Divvy launched in summer 2013 with 300 stations. While the initial service area extended about the same distance north and south of the Loop, areas with a higher density of people and destinations received a higher density of stations. Stations were generally placed every quarter mile in these areas, versus every half mile in other areas.
At the time, CDOT said this strategy was necessary to ensure that the system would be economically sustainable. However, this meant that stations tended to be concentrated in relatively affluent, largely white neighborhoods.
Using fall 2014 station location data, which only included the first 300 stations, Ursaki and Aultman-Hall found that a mere 5.2 percent of African Americans in Chicago lived within 500 meters (0.31 miles) of a station.
Using the same station location data, a Chicago Tribune analysis found that while only 15.7 percent of the city's African American residents lived within 0.25 miles (402 meters) of a station, and only 18.8 percent of Latino Chicagoans did, a full 47.9 percent of the city's white residents had quarter-mile access .
However, in summer 2015 CDOT added 176 stations, with many of them going to African-American and Latino communities. Claffey said that CDOT has done its own analysis of demographics in the current Divvy service area. He said they found that, of residents who now live within 0.5 miles (805 meters) of a station, 46 percent are "non-white."
Last January, CDOT announced that Divvy will be adding 96 new stations this year, mostly in African-American neighborhoods within the city. Claffey said they haven't yet analyzed what the demographics of the Divvy service area will be after the expansion. But it's obvious that the 2016 expansion will increase the percentage of Chicago African Americans who live near a station.
However, even though the 2015 expansion improved geographic access for people of color, more needs to be done to remove other barriers to using the system. A 2015 CDOT survey of hundreds of bike-share members found that 79 percent of respondents were non-Hispanic whites – a group that makes up only about 32 percent of the city’s population.
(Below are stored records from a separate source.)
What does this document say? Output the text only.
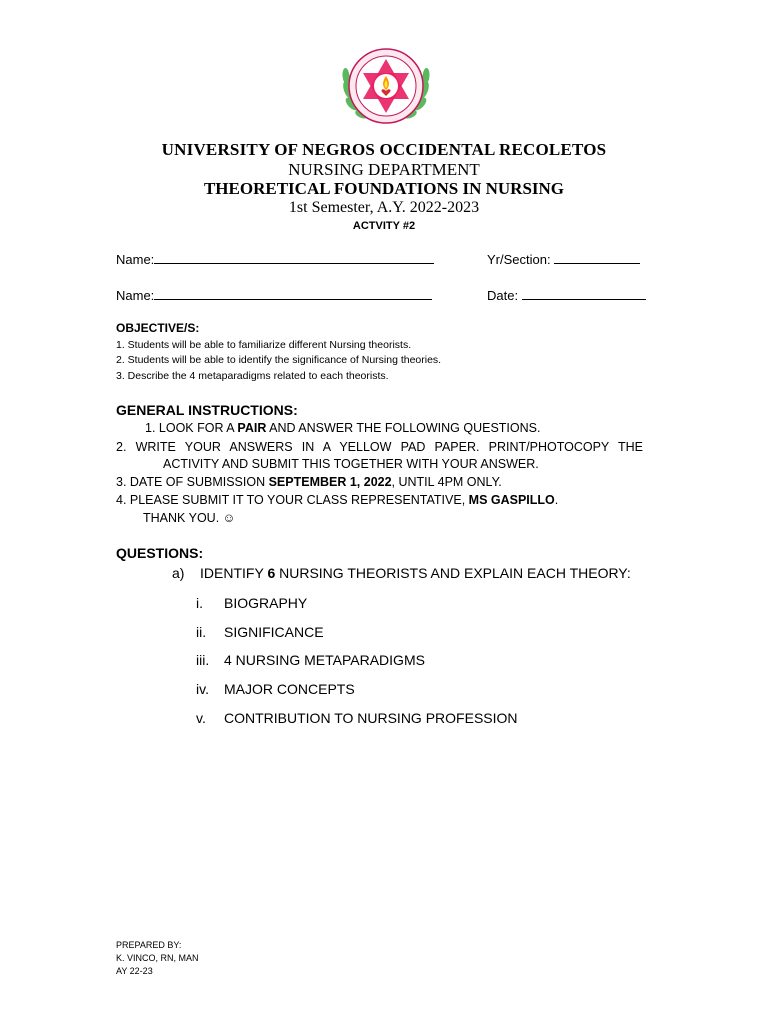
UNIVERSITY OF NEGROS OCCIDENTAL RECOLETOS
NURSING DEPARTMENT
THEORETICAL FOUNDATIONS IN NURSING
1st Semester, A.Y. 2022-2023
ACTVITY #2
Name:	Yr/Section:
Name:	Date:
OBJECTIVE/S:
1. Students will be able to familiarize different Nursing theorists.
2. Students will be able to identify the significance of Nursing theories.
3. Describe the 4 metaparadigms related to each theorists.
GENERAL INSTRUCTIONS:
1. LOOK FOR A PAIR AND ANSWER THE FOLLOWING QUESTIONS.
2. WRITE YOUR ANSWERS IN A YELLOW PAD PAPER. PRINT/PHOTOCOPY THE
ACTIVITY AND SUBMIT THIS TOGETHER WITH YOUR ANSWER.
3. DATE OF SUBMISSION SEPTEMBER 1, 2022, UNTIL 4PM ONLY.
4. PLEASE SUBMIT IT TO YOUR CLASS REPRESENTATIVE, MS GASPILLO.
THANK YOU. ☺
QUESTIONS:
a) IDENTIFY 6 NURSING THEORISTS AND EXPLAIN EACH THEORY:
i. BIOGRAPHY
ii. SIGNIFICANCE
iii. 4 NURSING METAPARADIGMS
iv. MAJOR CONCEPTS
v. CONTRIBUTION TO NURSING PROFESSION
PREPARED BY:
K. VINCO, RN, MAN
AY 22-23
In addition, the majority of those who filled out the survey had middle-to-upper incomes, and 93 percent had a college degree or more.
In July 2015, the city took a positive step to address Divvy's economic divide by launching the Divvy for Everyone program. This initiative offers one-time $5 memberships to low-income residents, waives the usual credit card requirement, and allows people to sign up in person instead of requiring internet access. Nearly 1,100 people have signed up for the discounted memberships as of last month.
I asked Aultman-Hall if she and Ursaki might update the study using current Chicago station location data. "At this time we do not have funding for further study but we are encouraged by how many organizations are doing similar work," she said, adding that a researcher at University of California, Davis is conducting a similar study. "[Our] analysis is far from perfect. It is limited by data. We were just happy to be able to put some numbers to a problem planners were aware of but had not quantified."